Monthly Commentary | Sep 23

September finished a tough quarter for investment returns, ironically a more resilient economic backdrop hasn’t been helpful as inflation 
concerns remain elevated which in turn keeps pressure on interest rates.

On the inflation front, steeper supply curves particularly a resurgence in oil prices have also been unhelpful. Equity markets started the quarter on a positive note but suffered negative returns in both August and September as sentiment soured with a shift in focus to rising cost pressures challenging profitability, weakening demand, and higher borrowing costs which resulted in a broad market decline which proved difficult to avoid. Bond returns were negative as moves higher in interest rates resulted in capital losses negating the positive income accrual from fixed income.


The re-pricing of higher cash rates for longer and increased supply of government bond issuance weighed heavily on bond markets both here and offshore and yield curves are now a lot higher and flatter in slope. A positive is that cash and bonds look a lot more attractive as an investment, but this isn’t helpful for equities when comparing forward earnings versus the higher yield to maturity on cash and bond funds.

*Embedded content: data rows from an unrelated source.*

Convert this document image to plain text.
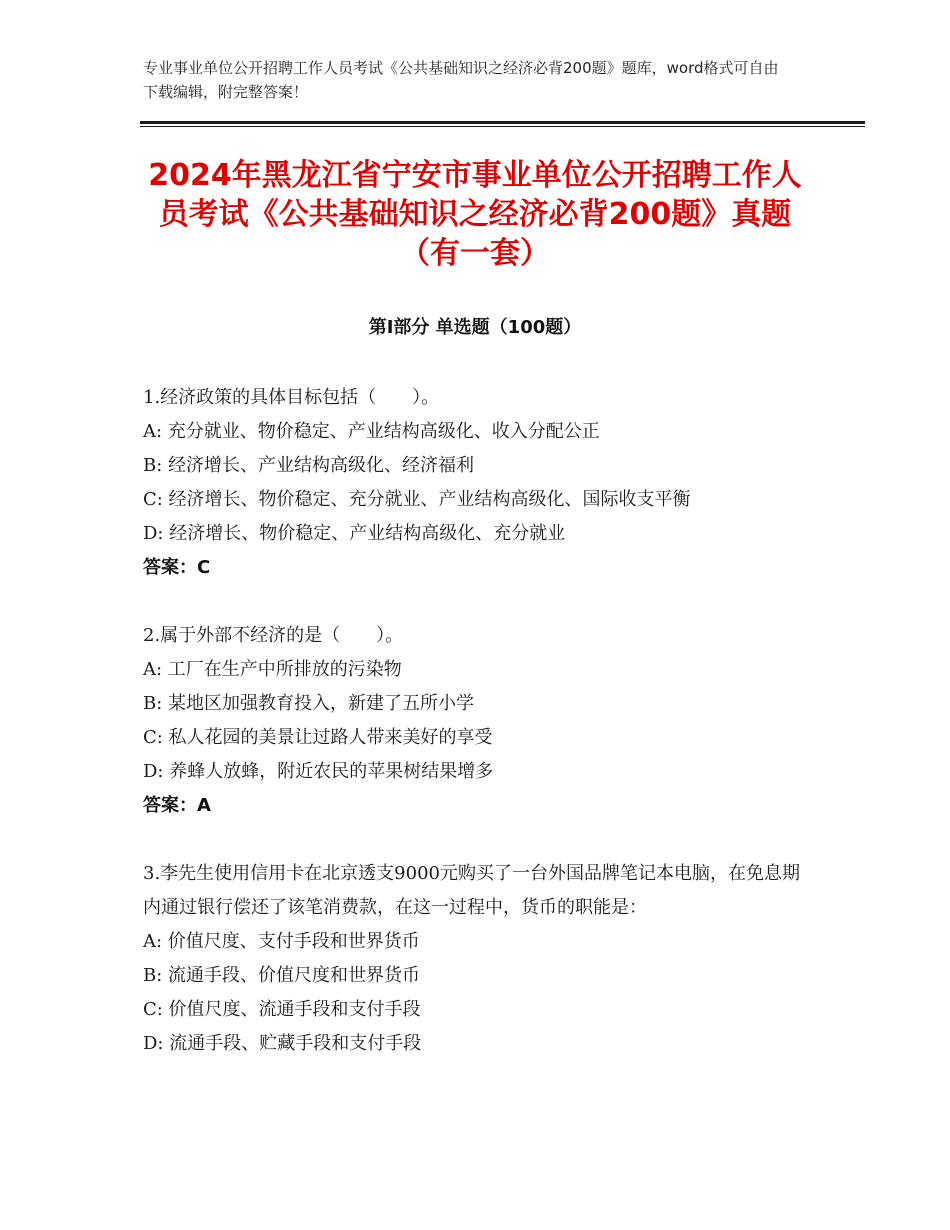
专业事业单位公开招聘工作人员考试《公共基础知识之经济必背200题》题库，word格式可自由下载编辑，附完整答案！
2024年黑龙江省宁安市事业单位公开招聘工作人员考试《公共基础知识之经济必背200题》真题（有一套）
第I部分 单选题（100题）
1.经济政策的具体目标包括（　　）。
A: 充分就业、物价稳定、产业结构高级化、收入分配公正
B: 经济增长、产业结构高级化、经济福利
C: 经济增长、物价稳定、充分就业、产业结构高级化、国际收支平衡
D: 经济增长、物价稳定、产业结构高级化、充分就业
答案：C
2.属于外部不经济的是（　　）。
A: 工厂在生产中所排放的污染物
B: 某地区加强教育投入，新建了五所小学
C: 私人花园的美景让过路人带来美好的享受
D: 养蜂人放蜂，附近农民的苹果树结果增多
答案：A
3.李先生使用信用卡在北京透支9000元购买了一台外国品牌笔记本电脑，在免息期内通过银行偿还了该笔消费款，在这一过程中，货币的职能是：
A: 价值尺度、支付手段和世界货币
B: 流通手段、价值尺度和世界货币
C: 价值尺度、流通手段和支付手段
D: 流通手段、贮藏手段和支付手段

An improving inflation profile remains the key to lower rates but if economies and consumers remain more resilient it looks likely we will have to wait longer for validation. In general, risk appetite has taken a backward step with market liquidity much lower as investors reassess. The markets want to move forward but there is a surprising degree of uncertainty as to the evolution of economies and inflation especially considering we are arguably close to the terminal peak in cash rates. Even though assets prices have cheapened investors may be following the mantra of central banks which is to wait, watch and worry until they have more conviction regarding where to from here?